The application is so easy you could do it without a mirror. But since we're working in the sight-zone, maybe use a mirror. Just glide a pencil liner all over your lash lines (keeping close) and waterlines. Get it in there.

Now take it off! Swiping with a cotton swab dampened with micellar water in side-to-side motions is best, unless you really want to smoke it the hell up into the crease and above. I won't stop you. Just saying — I'm trying for minimal here.

I'd advise NOT to use an oil-based eye-makeup remover because a) it'll get blurry in your eye and b) it makes the whole thing move around way too much post-half-assed removal. You can use the clean end of the cotton swab to neaten it up however you like.

What good is a Sleepy Eye sans slightly gunky mascara? No need to comb out clumps here — just let 'em be, defying every promise for clump-free lashes that a drugstore mascara can boast. If we're being honest here, I suspect that all volume from mascara is just well-behaved clumps anyway.

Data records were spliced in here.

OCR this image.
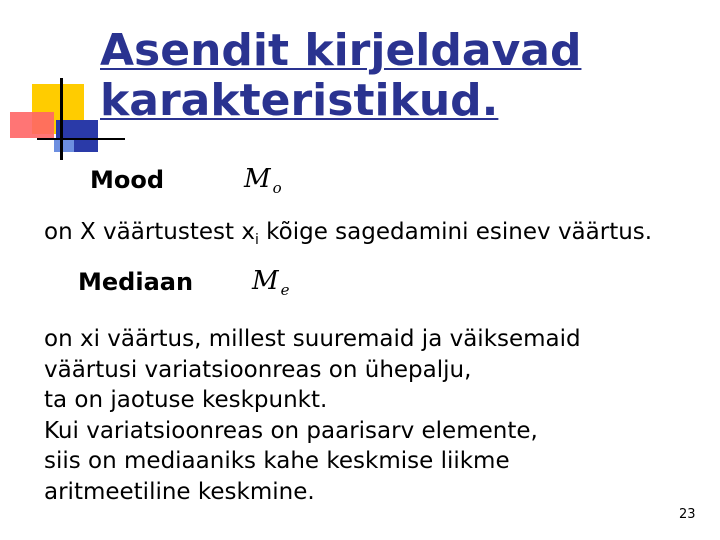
Asendit kirjeldavad
karakteristikud.
Mood	M $_o$
on X väärtustest $x_i$ kõige sagedamini esinev väärtus.
Mediaan M $_e$
on xi väärtus, millest suuremaid ja väiksemaid
väärtusi variatsioonreas on ühepalju,
ta on jaotuse keskpunkt.
Kui variatsioonreas on paarisarv elemente,
siis on mediaaniks kahe keskmise liikme
aritmeetiline keskmine.
23
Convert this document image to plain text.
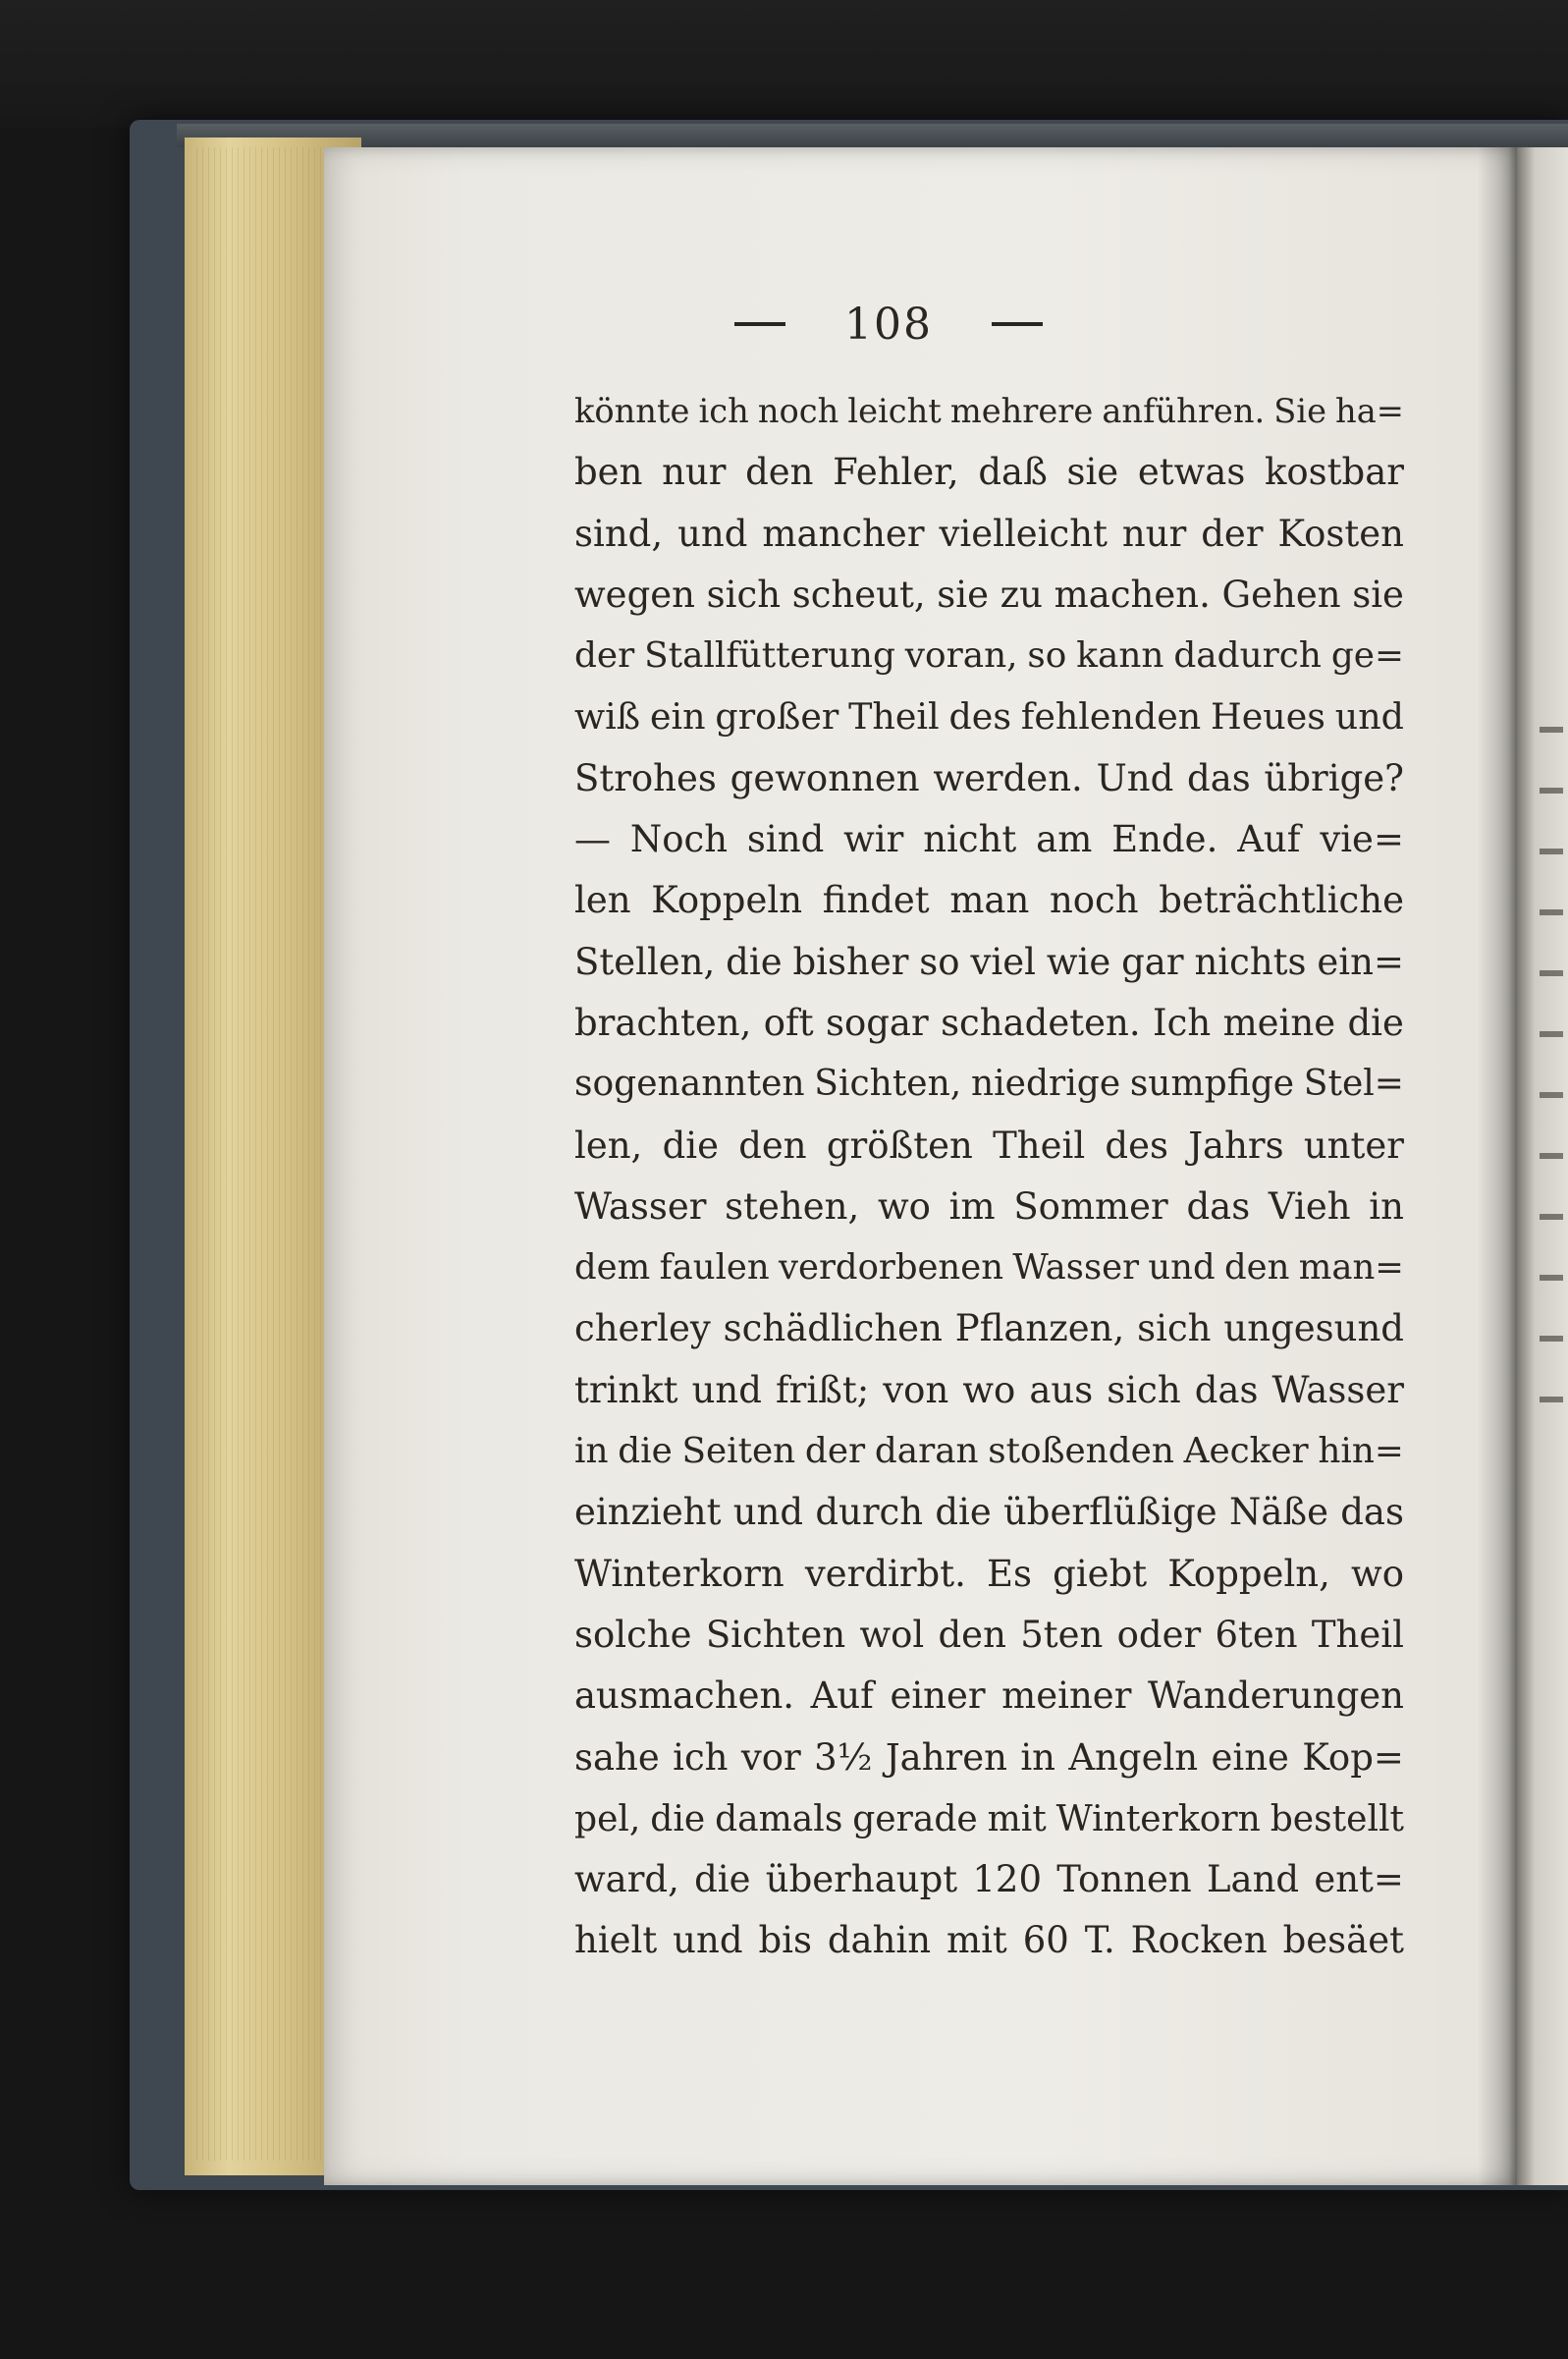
108
könnte ich noch leicht mehrere anführen. Sie ha=
ben nur den Fehler, daß sie etwas kostbar
sind, und mancher vielleicht nur der Kosten
wegen sich scheut, sie zu machen. Gehen sie
der Stallfütterung voran, so kann dadurch ge=
wiß ein großer Theil des fehlenden Heues und
Strohes gewonnen werden. Und das übrige?
— Noch sind wir nicht am Ende. Auf vie=
len Koppeln findet man noch beträchtliche
Stellen, die bisher so viel wie gar nichts ein=
brachten, oft sogar schadeten. Ich meine die
sogenannten Sichten, niedrige sumpfige Stel=
len, die den größten Theil des Jahrs unter
Wasser stehen, wo im Sommer das Vieh in
dem faulen verdorbenen Wasser und den man=
cherley schädlichen Pflanzen, sich ungesund
trinkt und frißt; von wo aus sich das Wasser
in die Seiten der daran stoßenden Aecker hin=
einzieht und durch die überflüßige Näße das
Winterkorn verdirbt. Es giebt Koppeln, wo
solche Sichten wol den 5ten oder 6ten Theil
ausmachen. Auf einer meiner Wanderungen
sahe ich vor 3½ Jahren in Angeln eine Kop=
pel, die damals gerade mit Winterkorn bestellt
ward, die überhaupt 120 Tonnen Land ent=
hielt und bis dahin mit 60 T. Rocken besäet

I've read similar ways of achieving this half-distressed liner look, including applying your liner and then showering. I've tried that, and it never works out how I want it to. This way just lends more control to the end result. I love that it defines my lashes sans the treacherous application and neat finish of tight-lining, PLUS the neat faux-blended effect of a smoky eye. Ahem, pardon me — a Sleepy Eye™.

Oh, but that's not all! Think your eye makeup is the only thing you can distress? You're not thinking messily enough. Your possibly-already-chipping manicure is being neglected when it could be getting the distressed treatment. This is something I also discovered looked cooler than normal upon attempting to fix it.

This works best with a shimmer, glitter or iridescent nail polish formula, since you're degrading the layers to reveal what's underneath. Essie's Starry Starry Night is a perfect pick, since the glitter is all up in an opaque polish, so when you start to remove it with a cotton pad in nail polish remover, the silver glitter really starts to emerge.

It all depends on your swiping technique. I tried concentrating on certain areas of the nail to wear down the color there and reveal the glitter. With two coats of polish to begin with, there's a lot of glitter in this bottle, so a lot of silver specks shone through — way more than when you apply the polish normally.

After I was pleased with the amount of distress, I picked any bits of cotton off my nails and then swiped two coats of topcoat to seal it in.

It looks jarringly undone and possibly outdoes chipped polish in all departments of shitty-looking manicures, but whatever; I quite enjoy the raw, worn, dimensional quality it leaves, like an ombre in a gradient of oops. Bonus perk: it makes the eventual full removal of glitter polish a lot easier.

How do you guys feel about distressed/imperfect beauty looks? Would it work with hair, too, you think?